As we dust off our successes of 2014 and head into the new year, it is almost prudent to see what property experts predict is in store for 2015.
Following a year of record low interest rates and some good market growth across various property markets, experts are already predicting a bit of a mixed bag with some markets being maintained by a growing base of local and international investors, and others starting to feel the strain with a tougher outlook looming. Some of the key drivers and trends that have been predicted across the main property sectors in Australia are summarised below:
The continuation of low interest rates into 2015 is predicted to keep investor and first home buyer interest strong for at least the first half of the year. Further into the year, the outlook for interest rates is varied with the potential for poor overall economic growth indicating that interest rates should remain fairly steady for the remainder of the year, however this cannot be guaranteed. Sydney, Melbourne and Brisbane residential markets are expected to have the strongest residential growth with weaker economic conditions (especially linked to the slow down of mining industry) leading to a slowdown in development and investment activity across the rest of Australia. Well located sites with close proximity to public transport, work and retail amenities will be in high demand and will lead to strong growth in development site values. With the Australian dollar continuing to fall from 2014 highs, investor demand is expected to lift from offshore investors.
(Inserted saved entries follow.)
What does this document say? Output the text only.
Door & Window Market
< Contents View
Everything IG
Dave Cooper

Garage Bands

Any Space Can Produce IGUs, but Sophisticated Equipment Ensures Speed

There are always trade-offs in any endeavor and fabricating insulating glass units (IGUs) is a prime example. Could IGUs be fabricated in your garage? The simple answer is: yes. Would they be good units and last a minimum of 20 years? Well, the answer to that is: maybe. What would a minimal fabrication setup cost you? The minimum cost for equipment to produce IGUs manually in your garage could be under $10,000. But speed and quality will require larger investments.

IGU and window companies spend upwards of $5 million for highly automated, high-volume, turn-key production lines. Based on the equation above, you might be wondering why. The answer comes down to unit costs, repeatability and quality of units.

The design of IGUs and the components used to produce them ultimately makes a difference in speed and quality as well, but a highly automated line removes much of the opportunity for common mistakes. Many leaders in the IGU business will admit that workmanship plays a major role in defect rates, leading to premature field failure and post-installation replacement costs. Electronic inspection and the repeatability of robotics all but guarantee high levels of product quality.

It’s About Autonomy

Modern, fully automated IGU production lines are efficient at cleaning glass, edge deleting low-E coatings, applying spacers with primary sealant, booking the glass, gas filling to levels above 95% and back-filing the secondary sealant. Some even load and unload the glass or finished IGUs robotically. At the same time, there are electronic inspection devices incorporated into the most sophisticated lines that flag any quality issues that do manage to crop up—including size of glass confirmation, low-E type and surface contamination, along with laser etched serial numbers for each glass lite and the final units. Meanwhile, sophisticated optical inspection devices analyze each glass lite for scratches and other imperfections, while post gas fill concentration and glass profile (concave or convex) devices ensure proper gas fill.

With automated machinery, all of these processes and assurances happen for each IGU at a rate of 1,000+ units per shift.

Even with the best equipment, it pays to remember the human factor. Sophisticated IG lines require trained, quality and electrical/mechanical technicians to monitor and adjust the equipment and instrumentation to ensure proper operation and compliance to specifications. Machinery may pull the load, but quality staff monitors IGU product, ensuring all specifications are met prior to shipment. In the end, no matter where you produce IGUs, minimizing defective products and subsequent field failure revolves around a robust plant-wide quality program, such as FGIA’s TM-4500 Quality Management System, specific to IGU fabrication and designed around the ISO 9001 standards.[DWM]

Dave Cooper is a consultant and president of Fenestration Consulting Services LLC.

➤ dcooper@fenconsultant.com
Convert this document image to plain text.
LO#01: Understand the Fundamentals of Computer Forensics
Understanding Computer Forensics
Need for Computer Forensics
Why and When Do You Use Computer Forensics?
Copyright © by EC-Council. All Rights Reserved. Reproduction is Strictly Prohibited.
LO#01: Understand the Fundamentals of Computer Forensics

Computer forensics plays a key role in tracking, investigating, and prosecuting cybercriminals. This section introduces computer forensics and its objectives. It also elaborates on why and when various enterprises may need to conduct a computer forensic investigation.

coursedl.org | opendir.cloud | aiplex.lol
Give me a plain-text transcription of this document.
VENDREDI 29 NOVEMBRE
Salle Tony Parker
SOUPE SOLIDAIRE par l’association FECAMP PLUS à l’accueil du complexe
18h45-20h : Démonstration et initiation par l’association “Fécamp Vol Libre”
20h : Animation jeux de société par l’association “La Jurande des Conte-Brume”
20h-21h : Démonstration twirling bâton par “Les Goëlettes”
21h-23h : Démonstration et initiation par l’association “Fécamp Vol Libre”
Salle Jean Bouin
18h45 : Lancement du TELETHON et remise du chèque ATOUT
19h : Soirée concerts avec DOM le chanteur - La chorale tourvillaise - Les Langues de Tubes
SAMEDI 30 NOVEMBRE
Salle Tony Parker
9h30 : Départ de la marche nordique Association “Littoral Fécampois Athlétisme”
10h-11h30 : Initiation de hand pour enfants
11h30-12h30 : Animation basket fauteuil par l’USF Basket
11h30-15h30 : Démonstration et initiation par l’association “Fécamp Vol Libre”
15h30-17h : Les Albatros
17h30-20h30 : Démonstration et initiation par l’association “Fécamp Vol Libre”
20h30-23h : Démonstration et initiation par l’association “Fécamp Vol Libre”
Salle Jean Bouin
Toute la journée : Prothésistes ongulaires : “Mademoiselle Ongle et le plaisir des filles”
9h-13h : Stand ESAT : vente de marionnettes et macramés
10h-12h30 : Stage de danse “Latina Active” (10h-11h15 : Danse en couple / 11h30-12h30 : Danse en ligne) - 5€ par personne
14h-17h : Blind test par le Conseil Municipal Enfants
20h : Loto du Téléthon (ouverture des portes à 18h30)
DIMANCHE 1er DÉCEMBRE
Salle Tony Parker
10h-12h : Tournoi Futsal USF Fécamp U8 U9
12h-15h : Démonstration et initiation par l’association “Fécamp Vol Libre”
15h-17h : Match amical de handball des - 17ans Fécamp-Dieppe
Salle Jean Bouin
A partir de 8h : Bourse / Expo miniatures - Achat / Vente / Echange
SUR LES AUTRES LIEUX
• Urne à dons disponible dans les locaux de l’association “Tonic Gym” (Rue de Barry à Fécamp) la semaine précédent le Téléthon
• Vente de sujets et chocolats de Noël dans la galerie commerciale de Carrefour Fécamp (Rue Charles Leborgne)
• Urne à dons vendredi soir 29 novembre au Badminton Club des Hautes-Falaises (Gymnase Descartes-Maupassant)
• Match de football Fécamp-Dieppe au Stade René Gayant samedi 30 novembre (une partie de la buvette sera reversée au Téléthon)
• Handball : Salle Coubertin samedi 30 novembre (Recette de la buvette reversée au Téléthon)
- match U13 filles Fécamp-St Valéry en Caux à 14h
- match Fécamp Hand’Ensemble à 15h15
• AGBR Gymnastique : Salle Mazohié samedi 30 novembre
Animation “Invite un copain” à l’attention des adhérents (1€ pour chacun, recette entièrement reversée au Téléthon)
2014 saw a number of new investment groups (including sovereign wealth, insurance groups and developers) emerge from offshore and this is predicted to continue into 2015 with additional capital partnering being utilised by overseas groups tapping into local experience and development pipelines. With office to residential conversions being a major trend in the Sydney and Melbourne office markets, it is expected that straight commercial office development will continue to be limited by the availability of appropriate sites in 2015 with pressure on approval authorities to lift restrictions to allow further development within already geographically constrained areas. The dominance of local institutional groups is likely to also continue.
A lack of supply will continue to characterise the retail investment market in 2015. Competition for quality retail assets will be strong – especially for sites where there is potential to unlock additional value from the utilisation of air rights for mixed-use development. The continued strength in the residential market is expected to support the demand for these types of residential development opportunities; especially in population growth corridors, redevelopment precincts close to transport infrastructure and in areas that are undergoing a general gentrification.
Property returns from industrial assets have strengthened over the last two years and this is expected to continue this year. Increased industrial to residential infill development has seen the total industrial area available within most major capital cities in Australia reduce, leading a growing trend towards consolidation and the share of transport services. The appeal of large, quality assets located in major transport node locations has supported institutional investment in industrial markets which is expected to continue also.
Overall, it is expected that investors will continue to approach assets selectively and with caution – with sales numbers remaining well below the dizzying heights of pre-GFC markets. General economic conditions will ultimately dictate the strength of each of the above markets in 2015, however as we stand today, the general prediction is for property fundamentals to remain strong.